During committee action on Monday, Mulder voted to impose a 3 percent statewide sales tax that could increase the tax on some alcoholic beverages more than would Murkowski's proposal.
But the tax affects consumers rather than wholesale retailers, who would be exempt from a sales tax under the plan approved Monday, said Denny DeWitt, an aide to Mulder.
Alaska's alcohol tax has not been raised in 18 years and a dime-a-drink increase would make it among the highest in the nation, Murkowski said in a sponsor's statement.
But supporters of the measure say Alaska is also a national leaders in incidents of fetal alcohol syndrome and in alcohol-related deaths. Alcohol-related deaths in rural Alaska are seven times the national average, the statement said.

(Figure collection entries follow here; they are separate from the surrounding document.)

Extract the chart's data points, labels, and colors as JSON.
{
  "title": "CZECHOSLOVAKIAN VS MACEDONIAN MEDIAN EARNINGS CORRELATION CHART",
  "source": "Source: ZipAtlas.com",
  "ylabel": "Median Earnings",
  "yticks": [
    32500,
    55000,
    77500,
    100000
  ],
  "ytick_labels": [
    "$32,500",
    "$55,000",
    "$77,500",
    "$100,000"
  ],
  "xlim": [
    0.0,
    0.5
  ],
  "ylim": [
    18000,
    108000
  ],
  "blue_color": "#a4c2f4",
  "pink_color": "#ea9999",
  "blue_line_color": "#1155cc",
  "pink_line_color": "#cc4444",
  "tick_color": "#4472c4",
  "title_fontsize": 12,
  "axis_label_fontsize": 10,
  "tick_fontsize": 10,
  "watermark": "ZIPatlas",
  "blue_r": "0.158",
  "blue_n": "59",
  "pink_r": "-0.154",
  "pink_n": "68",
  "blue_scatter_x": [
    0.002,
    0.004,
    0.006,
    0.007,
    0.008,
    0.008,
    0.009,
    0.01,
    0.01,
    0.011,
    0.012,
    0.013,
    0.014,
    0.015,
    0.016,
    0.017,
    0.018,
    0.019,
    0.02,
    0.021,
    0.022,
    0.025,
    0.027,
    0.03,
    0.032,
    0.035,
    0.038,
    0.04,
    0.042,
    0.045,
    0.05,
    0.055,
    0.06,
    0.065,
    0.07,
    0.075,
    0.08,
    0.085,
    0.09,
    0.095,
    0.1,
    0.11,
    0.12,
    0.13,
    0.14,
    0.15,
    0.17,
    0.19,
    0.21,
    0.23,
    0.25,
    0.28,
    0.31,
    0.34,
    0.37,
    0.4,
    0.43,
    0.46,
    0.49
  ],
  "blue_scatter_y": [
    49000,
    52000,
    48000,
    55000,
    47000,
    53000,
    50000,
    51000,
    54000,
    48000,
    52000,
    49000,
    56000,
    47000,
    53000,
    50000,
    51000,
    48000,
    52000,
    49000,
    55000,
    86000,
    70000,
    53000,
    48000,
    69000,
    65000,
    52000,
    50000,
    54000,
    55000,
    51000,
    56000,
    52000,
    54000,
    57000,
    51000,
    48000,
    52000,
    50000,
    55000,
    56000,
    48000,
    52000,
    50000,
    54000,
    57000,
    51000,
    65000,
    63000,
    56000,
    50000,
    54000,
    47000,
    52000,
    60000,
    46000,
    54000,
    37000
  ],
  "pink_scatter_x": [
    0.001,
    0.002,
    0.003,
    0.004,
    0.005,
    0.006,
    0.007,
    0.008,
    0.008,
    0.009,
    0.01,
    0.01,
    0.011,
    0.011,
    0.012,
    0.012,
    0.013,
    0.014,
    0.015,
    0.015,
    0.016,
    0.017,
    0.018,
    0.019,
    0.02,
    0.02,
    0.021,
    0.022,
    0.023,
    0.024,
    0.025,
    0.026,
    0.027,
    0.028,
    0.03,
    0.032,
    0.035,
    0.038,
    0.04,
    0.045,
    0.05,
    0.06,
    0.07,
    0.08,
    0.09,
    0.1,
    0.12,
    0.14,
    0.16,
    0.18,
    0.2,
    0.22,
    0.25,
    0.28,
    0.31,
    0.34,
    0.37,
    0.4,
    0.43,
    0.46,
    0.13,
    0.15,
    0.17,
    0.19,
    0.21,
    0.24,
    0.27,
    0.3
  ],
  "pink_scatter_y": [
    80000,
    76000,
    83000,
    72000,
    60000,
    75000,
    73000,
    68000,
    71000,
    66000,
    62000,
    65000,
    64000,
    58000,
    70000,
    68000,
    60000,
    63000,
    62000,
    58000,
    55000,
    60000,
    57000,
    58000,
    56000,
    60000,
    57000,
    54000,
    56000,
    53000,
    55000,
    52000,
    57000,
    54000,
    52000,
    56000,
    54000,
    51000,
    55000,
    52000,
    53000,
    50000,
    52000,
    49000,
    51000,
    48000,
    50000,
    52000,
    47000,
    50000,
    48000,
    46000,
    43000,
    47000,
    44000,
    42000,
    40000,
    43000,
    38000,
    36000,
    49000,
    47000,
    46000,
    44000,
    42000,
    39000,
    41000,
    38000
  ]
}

Supporters also note that the state's excise tax on alcohol does not raise enough money to pay for the cost of alcohol abuse to state government.
Alcohol abuse costs the state's economy about $453 million annually, according to a 2001 study by the McDowell Group. The study estimated the cost to state government -- both to the legal system and public assistance -- is about $150 million a year.
The study was commissioned by the state Department of Health and Social Services advisory board on alcohol and drug abuse.
The state's alcohol tax raises about $12 million annually and Murkowski's increase would bring that to about $34 million.
Murkowski said it would be irresponsible for lawmakers not to increase the state's alcohol tax.
She plans to try to get her bill voted out of the House Finance Committee or have an amendment offered on the House floor to increase the tax.